Deportivamente, disputar la liguilla, al margen del ascenso de categoría, es el máximo logro que puede conseguir un equipo de fútbol en 2ª B. No obstante, económicamente supone un gasto extra que, incluso, puede llegar a ser deficitario. Con el fin de que esto no se produzca, el Castellón busca fórmulas que no sólo le hagan enjuagar las pérdidas, sino que le reporten, incluso, un pequeño beneficio.

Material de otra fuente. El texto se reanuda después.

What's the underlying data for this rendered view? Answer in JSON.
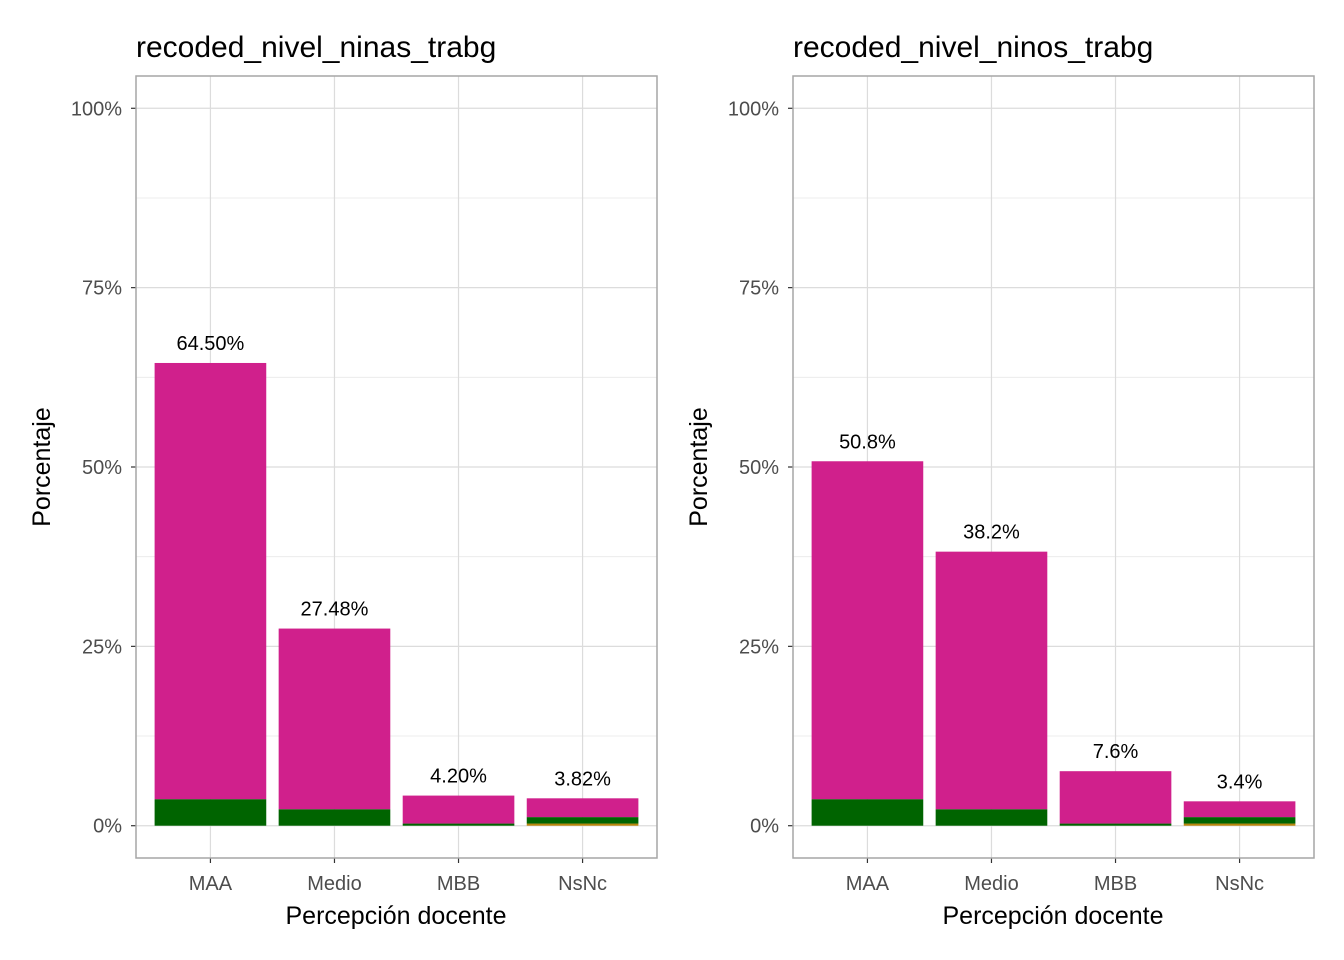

La principal partida de gastos son las primas que ya se han embolsado plantilla y cuerpo técnico por haber metido al equipo en la promoción: 360.000 euros. A estos hay que añadir los típicos del desarrollo de la competición (desplazamientos, compras, sueldos de los empleados...). No obstante, gracias al extra que significan los ingresos procedentes de televisión (entre Canal 9 y Televisión Española, unos 210.000 euros), gran parte del dispendio económico será cubierto.

Al margen está lo que el Castellón obtenga, principalmente, de la campaña de abonos puesta en práctica con antelación debido a la excelente temporada. Y, por último, el club trabaja en el aspecto de la mercadotecnia, con el fin de aumentar el capítulo de publicidad. En este sentido, destacar la implantación del sistema de publicidad rotatoria digital en Castalia y la búsqueda de un nuevo patrocinador para la parte trasera del pantalón.